I think the melodies that I’m writing and the parts that I’m making when I work on songs with other people’s poetry are so different than the melodies and the parts that I make in songs using my own lyrics. Something different happens in the meeting of those words and my music. With “Obsession”, I think maybe I was a bit surprised by myself, surprised that I wrote that melody. It feels like me, but it really feels like something else too. I’m not sure how to explain it. It feels just how it’s supposed to be. Like, this is how I should sing these words.

A decade before your Baudelaire work, you made a great album where you interpreted the poems of Norwegian writer Gunvar Hofmo. Would you say that you had a similar connection with those texts?

Yes, quite similar. The strong connection that I suddenly felt with her poetry was very similar to the connection that I suddenly felt with the Baudelaire poems.

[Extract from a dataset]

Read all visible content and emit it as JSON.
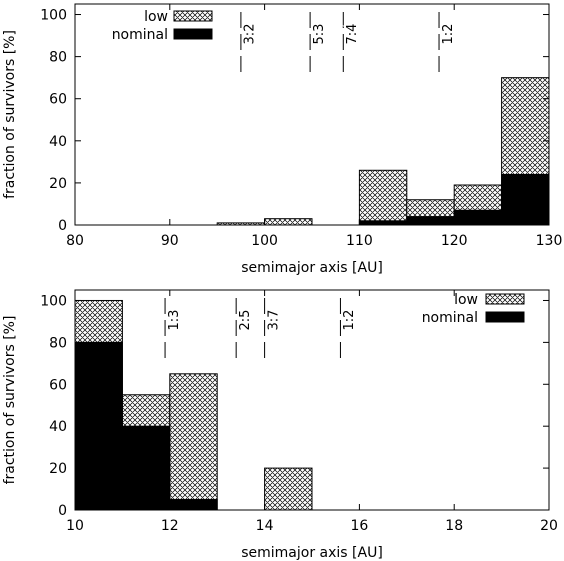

There are a lot things that I read and think are beautiful and gorgeous and that really move me, but I don’t necessarily hear music when I read them. So it has been kind of extraordinary for those connections to have just suddenly appeared for me with those two writers.

Obviously, Baudelaire in particular is very well loved all over the world. Have you had any interactions with Baudelaire scholars who have been interested in your work?

Yeah, absolutely. There was a huge British project where some literature professors gathered songs that were made to his poetry, called the Baudelaire Song Project, which had actually just ended before I released the first Baudelaire album. I have been in touch a little bit with those people and that has been very nice.

I’ve also been speaking to Anthony Mortimer, the professor who did the translation of The Flowers of Evil that has been so essential to me in this project. I’ve read other translations of Baudelaire that I have really liked but I haven’t necessarily felt the urge to write music to them. For me, his translation is so very, very good. There’s so much music in it.

Susanna Baudelaire and Orchestra

Baudelaire & Orchestra is out now via SusannaSonata.